Haha you look like you are a kind person....... ok.... apart from that back to topic:
Well as it has been said here before we don't actually know what happens after falling into a black hole, there have been many theories for that though, raging from wormholes, singularity, another dimension, another universe.. ect......
Ok now I will answer the question I quoted above. Well we can't actually see a black hole, remmeber a black hole is a point in space where gravity is so strong that not even light can escape, in this place in space the gravity has gone crazy, it's almost infinitly strong, so remember that thanks to light you can see objects, if there is no light you can't see... and that's why you can't see at night. The light impacts with the object and then bounces back into your eyes and that's how you see... did that make sense? Well..... gravity being so strong makes even light to fall into the black hole, that means that the light cannot travel back to your eyes so you can't see the object, the light impacts the object but intead of bouncing back it gets "sucked" into the black hole, and that's why we can't see black holes.
So now you know that you know we can't see black holes and why... so how do we detect them? We detect them due to their effects on the objects around them..... for example.. imagine you are stargazing with the world's most powerful telescope... and you see a star going incredibly fast in an elipse around a center... this could very well be a sing of a black hole.... imagine you can see even more stars orbiting incredibly fast.... close to the speed of light around this center wich of course you can't see but you have tracked observing the orbits of the other stars... this are very clear sings of a black hole....
Other ways scientist detect them is by observing the matter falling into it....... remember that in space there are points with a lot of concentrated matter..... in some of this places there are black holes, scientists observe the dense matter falling into the black holes wich falls in a kind of disk into the black hole.... this objects are called quasars ( the matter falling into the black hole in a disk shape).
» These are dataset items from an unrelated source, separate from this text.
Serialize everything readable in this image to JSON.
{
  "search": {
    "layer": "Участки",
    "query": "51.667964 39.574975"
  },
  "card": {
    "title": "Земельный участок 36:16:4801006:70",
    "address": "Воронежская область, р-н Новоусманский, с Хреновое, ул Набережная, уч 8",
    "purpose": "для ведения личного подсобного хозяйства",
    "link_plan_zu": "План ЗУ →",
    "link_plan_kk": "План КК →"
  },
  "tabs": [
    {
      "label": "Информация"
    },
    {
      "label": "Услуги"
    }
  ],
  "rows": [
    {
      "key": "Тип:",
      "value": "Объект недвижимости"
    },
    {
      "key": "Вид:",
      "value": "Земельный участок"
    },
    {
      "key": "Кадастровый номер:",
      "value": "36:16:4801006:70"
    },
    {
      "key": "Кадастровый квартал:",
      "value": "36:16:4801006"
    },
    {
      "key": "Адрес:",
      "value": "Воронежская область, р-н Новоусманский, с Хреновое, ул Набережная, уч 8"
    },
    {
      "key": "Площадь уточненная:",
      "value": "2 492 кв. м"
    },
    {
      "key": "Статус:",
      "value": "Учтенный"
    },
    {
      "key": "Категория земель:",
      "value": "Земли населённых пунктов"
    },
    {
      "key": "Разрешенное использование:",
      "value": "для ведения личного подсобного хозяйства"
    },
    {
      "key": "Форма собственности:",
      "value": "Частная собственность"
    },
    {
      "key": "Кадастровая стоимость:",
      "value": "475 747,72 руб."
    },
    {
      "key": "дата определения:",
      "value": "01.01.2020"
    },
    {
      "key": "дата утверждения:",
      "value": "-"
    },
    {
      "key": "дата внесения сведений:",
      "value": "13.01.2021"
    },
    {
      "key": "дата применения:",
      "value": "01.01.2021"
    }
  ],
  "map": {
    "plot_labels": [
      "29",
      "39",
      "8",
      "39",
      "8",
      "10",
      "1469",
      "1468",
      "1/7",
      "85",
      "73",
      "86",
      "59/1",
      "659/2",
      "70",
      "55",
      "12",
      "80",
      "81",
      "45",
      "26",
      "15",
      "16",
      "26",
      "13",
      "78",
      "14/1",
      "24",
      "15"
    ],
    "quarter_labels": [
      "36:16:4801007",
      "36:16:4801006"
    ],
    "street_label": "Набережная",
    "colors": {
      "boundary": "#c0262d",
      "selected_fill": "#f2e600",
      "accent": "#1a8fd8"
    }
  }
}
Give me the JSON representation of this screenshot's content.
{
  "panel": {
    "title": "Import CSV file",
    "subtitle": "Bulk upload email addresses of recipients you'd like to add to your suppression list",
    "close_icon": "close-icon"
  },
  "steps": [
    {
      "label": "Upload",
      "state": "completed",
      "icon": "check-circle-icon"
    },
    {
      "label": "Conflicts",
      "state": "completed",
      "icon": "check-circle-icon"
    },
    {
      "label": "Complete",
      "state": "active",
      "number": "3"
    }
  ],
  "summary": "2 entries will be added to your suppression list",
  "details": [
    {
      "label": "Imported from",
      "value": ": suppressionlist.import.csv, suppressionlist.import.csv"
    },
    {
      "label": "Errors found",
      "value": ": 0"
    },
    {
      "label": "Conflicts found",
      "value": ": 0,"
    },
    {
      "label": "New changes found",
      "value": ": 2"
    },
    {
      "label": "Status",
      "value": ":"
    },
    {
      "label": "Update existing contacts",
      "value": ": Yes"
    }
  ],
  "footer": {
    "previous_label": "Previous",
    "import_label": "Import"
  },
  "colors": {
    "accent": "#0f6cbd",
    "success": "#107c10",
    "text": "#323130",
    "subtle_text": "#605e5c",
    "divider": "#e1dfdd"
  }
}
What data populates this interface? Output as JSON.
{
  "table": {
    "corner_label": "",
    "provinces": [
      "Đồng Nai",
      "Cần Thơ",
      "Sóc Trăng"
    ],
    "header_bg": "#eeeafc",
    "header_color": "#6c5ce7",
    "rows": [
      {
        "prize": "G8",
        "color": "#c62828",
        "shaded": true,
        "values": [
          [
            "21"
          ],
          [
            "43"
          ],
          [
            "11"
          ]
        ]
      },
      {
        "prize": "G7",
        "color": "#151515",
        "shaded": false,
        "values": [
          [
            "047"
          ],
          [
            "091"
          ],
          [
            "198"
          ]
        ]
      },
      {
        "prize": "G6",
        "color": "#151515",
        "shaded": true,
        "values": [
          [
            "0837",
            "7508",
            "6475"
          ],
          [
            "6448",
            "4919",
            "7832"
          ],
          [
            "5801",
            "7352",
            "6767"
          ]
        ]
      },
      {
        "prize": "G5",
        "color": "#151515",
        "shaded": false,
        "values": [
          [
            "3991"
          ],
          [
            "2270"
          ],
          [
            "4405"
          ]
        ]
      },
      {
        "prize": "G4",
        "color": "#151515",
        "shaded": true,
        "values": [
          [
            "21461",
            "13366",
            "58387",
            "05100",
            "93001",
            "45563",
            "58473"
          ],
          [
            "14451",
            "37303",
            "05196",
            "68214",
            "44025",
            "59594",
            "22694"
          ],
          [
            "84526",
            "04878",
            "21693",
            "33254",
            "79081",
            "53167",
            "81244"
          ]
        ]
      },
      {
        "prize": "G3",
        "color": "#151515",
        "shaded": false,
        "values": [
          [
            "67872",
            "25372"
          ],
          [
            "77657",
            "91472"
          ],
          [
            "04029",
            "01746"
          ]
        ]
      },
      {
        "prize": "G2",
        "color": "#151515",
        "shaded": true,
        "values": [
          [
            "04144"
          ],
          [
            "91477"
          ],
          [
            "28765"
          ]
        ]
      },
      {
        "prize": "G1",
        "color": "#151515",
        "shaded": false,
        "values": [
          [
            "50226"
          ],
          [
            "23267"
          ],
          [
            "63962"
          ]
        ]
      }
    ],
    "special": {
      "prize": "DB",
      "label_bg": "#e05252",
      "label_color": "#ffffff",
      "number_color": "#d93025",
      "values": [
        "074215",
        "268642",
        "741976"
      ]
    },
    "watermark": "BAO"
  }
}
But of course you may ask........ how do we see this matter if eyes cannot escape the black hole and so I cannot see it due to light not being able to bounce back into my location? Well... as this matter falls into a black hole it emits and incredible amount of radiation and so visible light... luckily this incredible amount of radiation is far enought to escape the black hole's gravity and reach your eyes ( the Earth in general).
Here is an example image of a quasar, the disk being the matter falling into a black hole and the black point in the middle of course being the invisible black hole:


The two jets you see at both poles of the black hole are incredible amount of matter being thrown out of the black hole at an amazing speed. See the black hole doesn't actually "suck" all the matter that falls into it.... part of it is thrown out of the black hole and an amazing speed, some close to the speed of light, and this is what the jets are.